Even so, the symphony's attorneys have made short work of Kaman's complaint. In crisply written filings they argued that Kaman has no proven disability; that if he is disabled, he never brought it to the attention of the symphony; and that whatever abuse he might have suffered at the hands of the conductor had nothing to do with his mental problems anyway. Indeed, they observed, the declarations from other SSO members suggest the maestro dishes it out pretty widely; Kaman was hardly being discriminated against.

Judge Shaffer agreed on pretty much all counts. At a hearing on Nov. 30, she dismissed most of Kaman's claims. If Kaman was abused by Schwarz, she suggested, it was probably because he was a vocal critic of the maestro. (And that, it seems, is not a "protected class" under the law.)

"This Court is not saying you have not experienced a very difficult time," she said to Kaman. "And the Court is not saying that what you have experienced was right. But that is not the issue before me. The issue before me is whether you have a cause of action. And under the rules I am bound by you do not."

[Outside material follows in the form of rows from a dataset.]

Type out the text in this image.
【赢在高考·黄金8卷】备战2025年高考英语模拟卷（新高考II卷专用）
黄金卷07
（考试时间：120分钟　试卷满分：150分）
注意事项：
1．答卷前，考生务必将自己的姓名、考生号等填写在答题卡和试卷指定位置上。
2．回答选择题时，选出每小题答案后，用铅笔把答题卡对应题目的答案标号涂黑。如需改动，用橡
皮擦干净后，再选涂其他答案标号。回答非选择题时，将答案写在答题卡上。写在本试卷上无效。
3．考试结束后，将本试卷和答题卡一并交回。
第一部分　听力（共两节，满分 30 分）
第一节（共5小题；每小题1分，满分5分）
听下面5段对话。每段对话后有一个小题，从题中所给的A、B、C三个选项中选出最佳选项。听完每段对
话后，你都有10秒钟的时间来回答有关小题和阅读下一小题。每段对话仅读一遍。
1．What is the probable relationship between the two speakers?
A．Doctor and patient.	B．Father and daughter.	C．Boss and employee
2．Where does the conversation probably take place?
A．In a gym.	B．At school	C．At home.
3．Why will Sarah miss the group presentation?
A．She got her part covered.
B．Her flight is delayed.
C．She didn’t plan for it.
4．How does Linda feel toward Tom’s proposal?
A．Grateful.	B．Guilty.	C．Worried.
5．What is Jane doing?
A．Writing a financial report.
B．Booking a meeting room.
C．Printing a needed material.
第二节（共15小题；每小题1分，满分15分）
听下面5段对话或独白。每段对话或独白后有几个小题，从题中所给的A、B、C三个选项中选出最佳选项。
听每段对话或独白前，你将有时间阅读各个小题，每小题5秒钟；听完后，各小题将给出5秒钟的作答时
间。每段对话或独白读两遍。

Still, Kaman and Little caught a break. The judge found that there was a third claim in the musician's suit that the SSO lawyers had failed to address: "outrage," or the intentional infliction of emotional distress. And that's the thread by which the suit currently hangs. Next Friday the judge will hear SSO's motion to quash that complaint as well. It's a pretty safe bet she will.

"'Outrage' is tough to prove in Washington state," says Seattle employment attorney Steve Frank. "When people feel themselves to be injured, everything's an outrage. The courts don't like to open the floodgates."

Where does all this leave the violinist? Kaman can't speak on the record now. But he's plainly a guy looking more for vindication than money.

And he may yet get it.

"One can hardly expect to win" a fight with the conductor of a major symphony orchestra, the judge instructed him. But with all the terrible publicity that has recently attended the SSO, Kaman very well could.